ELIZABETH SPIERS

Birthplace: Montgomery, Alabama
Education: B.A., Public Policy Studies/Political Science, Duke University
Profession: Editor/Publisher/Writer
Current Position: Editor and Publisher, DealBreaker.com;
Author, "And They All Die in the End" (a satirical novel about Wall Street, to be published by Penguin/Riverhead in 2007)
Previous Position(s): editor-in-chief at mediabistro.com, contributing writer and editor at New York Magazine, founding editor of Gawker.com and previously, buy-side equity analyst
Questions
When did you start doing what it is you’re doing? How did you get into it?
I started working in online media in December of ’02 with the launch of Gawker.com. Nick Denton was a friend of mine socially and he wanted to create a New York-focused blog for commercial purposes. I thought it was a good idea and wanted to do more writing and less number crunching, so when he approached me about writing it, I was happy to do it. I’ve been in and out of online media and writing full-time ever since.

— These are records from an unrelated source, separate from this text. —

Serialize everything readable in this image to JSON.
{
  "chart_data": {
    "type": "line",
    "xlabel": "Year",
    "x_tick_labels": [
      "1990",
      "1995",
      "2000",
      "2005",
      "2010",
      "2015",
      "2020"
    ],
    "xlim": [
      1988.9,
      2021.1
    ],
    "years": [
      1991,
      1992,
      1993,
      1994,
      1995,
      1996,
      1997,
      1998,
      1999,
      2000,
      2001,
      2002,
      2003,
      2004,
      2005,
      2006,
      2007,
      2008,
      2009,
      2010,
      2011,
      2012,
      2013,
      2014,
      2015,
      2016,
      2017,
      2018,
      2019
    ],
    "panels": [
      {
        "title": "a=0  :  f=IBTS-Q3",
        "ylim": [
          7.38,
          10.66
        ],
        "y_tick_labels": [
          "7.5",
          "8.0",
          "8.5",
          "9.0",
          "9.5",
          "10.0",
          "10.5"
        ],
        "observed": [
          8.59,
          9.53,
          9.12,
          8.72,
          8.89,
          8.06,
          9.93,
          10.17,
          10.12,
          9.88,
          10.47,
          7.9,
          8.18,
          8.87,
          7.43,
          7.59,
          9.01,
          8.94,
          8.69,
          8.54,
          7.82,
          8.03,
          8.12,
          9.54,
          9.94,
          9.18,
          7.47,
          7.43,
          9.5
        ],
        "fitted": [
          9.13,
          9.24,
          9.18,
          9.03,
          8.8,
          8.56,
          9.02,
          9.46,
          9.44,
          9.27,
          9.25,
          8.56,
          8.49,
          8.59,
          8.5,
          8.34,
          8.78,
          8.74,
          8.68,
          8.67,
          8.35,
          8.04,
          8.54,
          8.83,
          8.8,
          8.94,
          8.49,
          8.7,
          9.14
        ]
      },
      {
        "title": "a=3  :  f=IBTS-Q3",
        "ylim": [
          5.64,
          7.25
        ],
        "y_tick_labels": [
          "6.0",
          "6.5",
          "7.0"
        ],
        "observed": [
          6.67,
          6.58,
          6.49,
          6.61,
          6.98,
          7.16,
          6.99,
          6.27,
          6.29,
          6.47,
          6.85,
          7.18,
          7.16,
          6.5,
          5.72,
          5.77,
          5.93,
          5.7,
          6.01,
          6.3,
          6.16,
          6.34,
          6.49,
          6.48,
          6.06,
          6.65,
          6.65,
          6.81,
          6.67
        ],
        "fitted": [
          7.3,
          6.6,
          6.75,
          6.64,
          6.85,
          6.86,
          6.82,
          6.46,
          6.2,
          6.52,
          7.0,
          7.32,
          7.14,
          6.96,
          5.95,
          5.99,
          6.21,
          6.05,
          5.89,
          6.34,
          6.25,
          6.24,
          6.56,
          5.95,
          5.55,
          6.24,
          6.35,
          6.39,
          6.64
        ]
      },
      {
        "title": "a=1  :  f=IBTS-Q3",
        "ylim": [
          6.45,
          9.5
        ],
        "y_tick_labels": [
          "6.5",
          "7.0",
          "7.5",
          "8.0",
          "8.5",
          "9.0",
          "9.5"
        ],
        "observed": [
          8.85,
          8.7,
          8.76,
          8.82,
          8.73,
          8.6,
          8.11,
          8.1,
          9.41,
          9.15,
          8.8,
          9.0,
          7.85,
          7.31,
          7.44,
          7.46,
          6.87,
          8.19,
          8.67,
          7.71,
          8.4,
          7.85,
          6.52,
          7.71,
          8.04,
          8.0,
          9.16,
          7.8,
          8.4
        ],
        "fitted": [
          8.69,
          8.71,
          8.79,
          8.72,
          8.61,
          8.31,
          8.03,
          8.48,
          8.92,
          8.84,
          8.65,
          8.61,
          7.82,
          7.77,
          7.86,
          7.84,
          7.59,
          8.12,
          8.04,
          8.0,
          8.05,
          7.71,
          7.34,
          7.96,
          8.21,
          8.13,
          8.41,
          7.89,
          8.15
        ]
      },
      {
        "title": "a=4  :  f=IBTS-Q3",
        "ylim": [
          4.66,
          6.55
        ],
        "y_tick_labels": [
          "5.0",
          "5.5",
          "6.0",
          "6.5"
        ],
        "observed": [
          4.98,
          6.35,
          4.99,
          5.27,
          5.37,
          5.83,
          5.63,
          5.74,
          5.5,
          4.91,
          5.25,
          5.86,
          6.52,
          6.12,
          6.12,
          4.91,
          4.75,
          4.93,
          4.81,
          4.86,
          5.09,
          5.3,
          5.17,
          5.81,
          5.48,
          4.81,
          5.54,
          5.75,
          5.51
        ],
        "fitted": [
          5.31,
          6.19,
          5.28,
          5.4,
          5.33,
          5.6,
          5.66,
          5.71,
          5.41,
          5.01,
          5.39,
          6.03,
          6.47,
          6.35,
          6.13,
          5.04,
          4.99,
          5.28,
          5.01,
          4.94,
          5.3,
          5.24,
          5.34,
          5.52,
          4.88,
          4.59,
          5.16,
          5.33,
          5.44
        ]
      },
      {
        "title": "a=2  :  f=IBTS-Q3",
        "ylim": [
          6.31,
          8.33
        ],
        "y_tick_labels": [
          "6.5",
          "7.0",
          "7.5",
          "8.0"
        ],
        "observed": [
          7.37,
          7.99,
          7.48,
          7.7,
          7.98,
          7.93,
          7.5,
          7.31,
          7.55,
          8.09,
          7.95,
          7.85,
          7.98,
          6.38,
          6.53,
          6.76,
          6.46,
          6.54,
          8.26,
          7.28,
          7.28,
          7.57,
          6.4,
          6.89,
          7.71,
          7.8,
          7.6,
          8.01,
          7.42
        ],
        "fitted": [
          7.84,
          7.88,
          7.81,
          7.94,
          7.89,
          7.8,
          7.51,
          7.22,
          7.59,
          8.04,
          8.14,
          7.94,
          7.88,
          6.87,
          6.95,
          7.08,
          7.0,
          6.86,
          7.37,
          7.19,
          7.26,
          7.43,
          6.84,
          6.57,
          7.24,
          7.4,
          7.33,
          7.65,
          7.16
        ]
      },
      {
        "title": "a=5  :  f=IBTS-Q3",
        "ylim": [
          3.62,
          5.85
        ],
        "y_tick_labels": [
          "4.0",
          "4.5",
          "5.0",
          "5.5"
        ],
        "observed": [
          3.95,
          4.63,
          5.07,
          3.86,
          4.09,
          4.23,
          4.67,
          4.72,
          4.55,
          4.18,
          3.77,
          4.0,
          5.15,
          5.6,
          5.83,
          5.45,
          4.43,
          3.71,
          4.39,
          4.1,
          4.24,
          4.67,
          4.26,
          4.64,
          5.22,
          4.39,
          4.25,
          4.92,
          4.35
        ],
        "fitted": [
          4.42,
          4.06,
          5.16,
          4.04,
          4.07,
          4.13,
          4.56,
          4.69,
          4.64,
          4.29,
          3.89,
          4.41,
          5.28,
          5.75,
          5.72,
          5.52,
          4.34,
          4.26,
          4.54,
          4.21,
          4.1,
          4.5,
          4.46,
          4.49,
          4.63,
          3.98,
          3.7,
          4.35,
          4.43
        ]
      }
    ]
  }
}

What was your best day on the job?
No single day stands out, but there are a lot of instances where I realized that whatever I was working on at the time was really taking off. At Gawker, I think it was when things we were doing first started migrating into mainstream media—Howard Stern reading it and mentioning it; William Safire quoting it in his column, etc. At mediabistro, it was getting the first blogger/reporter into the White House briefing room.
Your worst?
I hate firing people. Fortunately, I haven’t had to do it much, but every time I have, it’s been painful.
If you could change one aspect of your job, what would it be?
All of the administrative things that come with running a small business would disappear. I’m not detail-oriented, and overhead-related minutiae drive me crazy.
What quality has most enabled your success?
A healthy obliviousness to the odds of failure.
What did you spend your first bonus on?
Taxes. I wish I could say I spent it all on hookers and blow, but no. Taxes.
Most memorable encounter with ageism?
I’m not sure if it was more ageism or sexism, but the CEO of a distressed public company I was supposed to be analyzing on behalf of its largest shareholder kept dismissively comparing me to his little granddaughter, which I thought was merely obnoxious until he told said shareholder that a report I turned in was “badly written,”—a critique I haven’t gotten before or since. He thought it would discredit my analysis, which was not optimistic about the prospect of a turnaround. When pressed by the shareholder, he admitted that he hadn’t read it at all. I suggested that his behavior was probably indicative of why the company was distressed in the first place.
Whats on your iPod right now?
A lot of random stuff with no coherent theme. 1980s country music (Alabama, Waylon Jennings, etc), the Allman Brothers, The Killers, The Clash, NPR podcasts, some random dance/hip hop mashups.
Are you reading anything?
I just finished George Saunders’ new book, "Persuasion Nation" (fantastic), and just started Dan Reingold’s "Confessions of a Wall Street Analyst."
What do you hope to be doing in ten years? Twenty?
10 years - Running the same company, only it’s bigger and more successful. And I’d still be writing, but getting paid better to do it. 20 – As long as it’s still fun, the same thing.
Sushi or burgers?
Burgers. (I’m a Southern girl. I like red meat.)